Congress passed WIFIA as part of the Water Resources Reform and Development Act of 2014 (Pub. L. No. 113-121). The program is intended to allow water utilities to obtain Treasury-backed credit to secure loans for infrastructure projects worth at least $20 million.
Dunn is echoing the perceptions of states concerned that the newly created, yet-to-be implemented WIFIA program would supplant the existing state revolving fund programs and take away their appropriations. To appease states, Congress inserted “right-of-first-refusal” language that would require the EPA to notify states when water utilities seek funding under WIFIA, and states would then have 60 days to decide whether to fund the project under the state revolving fund programs or to let it be funded under WIFIA.
Utilities shouldn’t merely be required to check off on a form or letter of interest to the EPA, which would be charged with providing loans under the WIFIA program. They should be required to wait for a response from the states, according to Dunn.
The EPA told Bloomberg BNA that the agency plans to send the entire letter of interest with all the attachments to the state revolving fund program, where the project will be located, unless the WIFIA prospective borrower indicates they don’t want the agency to send its entire letter of interest.
“Even if the prospective borrower indicated it does not want us to send the entire Letter of Interest, EPA will still send a notification to the SRF with basic details, such as the prospective borrower’s name, contact information,” the EPA said in an e-mail, adding “this notification will happen within 30 days of receiving a Letter of Interest.”
Dunn said EPA’s statement to Bloomberg BNA is at odds with the rule (RIN: 2040-AF63) the EPA is proposing to issue credit under the WIFIA program.

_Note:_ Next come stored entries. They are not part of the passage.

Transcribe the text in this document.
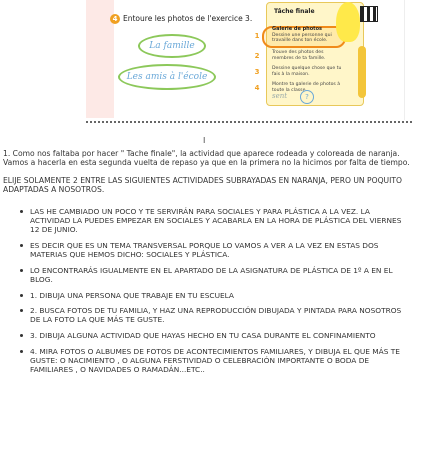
4 Entoure les photos de l'exercice 3.
La famille
Les amis à l'école
Tâche finale
1
Galerie de photos
Dessine une personne qui travaille dans ton école.
2	Trouve des photos des membres de ta famille.
3	Dessine quelque chose que tu fais à la maison.
4	Montre ta galerie de photos à toute la classe.
sent	?
I

1. Como nos faltaba por hacer " Tache finale", la actividad que aparece rodeada y coloreada de naranja.

Vamos a hacerla en esta segunda vuelta de repaso ya que en la primera no la hicimos por falta de tiempo.

ELIJE SOLAMENTE 2 ENTRE LAS SIGUIENTES ACTIVIDADES SUBRAYADAS EN NARANJA, PERO UN POQUITO ADAPTADAS A NOSOTROS.

LAS HE CAMBIADO UN POCO Y TE SERVIRÁN PARA SOCIALES Y PARA PLÁSTICA A LA VEZ. LA ACTIVIDAD LA PUEDES EMPEZAR EN SOCIALES Y ACABARLA EN LA HORA DE PLÁSTICA DEL VIERNES 12 DE JUNIO.
ES DECIR QUE ES UN TEMA TRANSVERSAL PORQUE LO VAMOS A VER A LA VEZ EN ESTAS DOS MATERIAS QUE HEMOS DICHO: SOCIALES Y PLÁSTICA.
LO ENCONTRARÁS IGUALMENTE EN EL APARTADO DE LA ASIGNATURA DE PLÁSTICA DE 1º A EN EL BLOG.
1. DIBUJA UNA PERSONA QUE TRABAJE EN TU ESCUELA
2. BUSCA FOTOS DE TU FAMILIA, Y HAZ UNA REPRODUCCIÓN DIBUJADA Y PINTADA PARA NOSOTROS DE LA FOTO LA QUE MÁS TE GUSTE.
3. DIBUJA ALGUNA ACTIVIDAD QUE HAYAS HECHO EN TU CASA DURANTE EL CONFINAMIENTO
4. MIRA FOTOS O ALBUMES DE FOTOS DE ACONTECIMIENTOS FAMILIARES, Y DIBUJA EL QUE MÁS TE GUSTE: O NACIMIENTO , O ALGUNA FERSTIVIDAD O CELEBRACIÓN IMPORTANTE O BODA DE FAMILIARES , O NAVIDADES O RAMADÁN...ETC..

This rule, which was due out this month, is currently under review at the White House Office of Management and Budget.
“The notification to the state fund in the proposal under review at OMB, as it has been described to us, appears to be notice to, but does not seek a response from, the state fund,” Dunn said, adding that the EPA response is short of the meaningful right-of-first-refusal the states anticipate.
“WIFIA was designed to work with the SRFs—this passive approach runs the risk of not accomplishing that clear legislative intent. The first refusal was the subject of much discussion and correspondence during the open discussions to develop the WIFIA legislative provisions,” Dunn said.
In a December 2014 letter to Andrew Sawyers, director of the EPA’s Office of Wastewater Management, and Peter Grevatt, director of the EPA’s Office of Groundwater and Drinking Water, state water and financing officials made their position clear to the EPA on the “meaningful” response issue.
The states said they want water and wastewater utility applicants to be required to submit the same project to the SRF program that is to be submitted for WIFIA funding, together with required SRF application information; and that the SRF program (if it chooses to participate) only be required to match the funding amount requested in the WIFIA application. That is set at 49 percent, unless the SRF program wishes to fund a larger portion of the project.
Moreover, states said the EPA should notify them again if the applicant changes the schedule of the project or financing amount.
Water utility representatives say the EPA already is going beyond what is required in the statute by sharing the letter of intent.
“There is no requirement that water utilities seek financing under state revolving fund programs or that they submit applications for the same project to state revolving fund programs,” Dan Hartnett, director of legislative affairs for the Association of Metropolitan Water Agencies, told Bloomberg BNA in an Oct. 28 interview.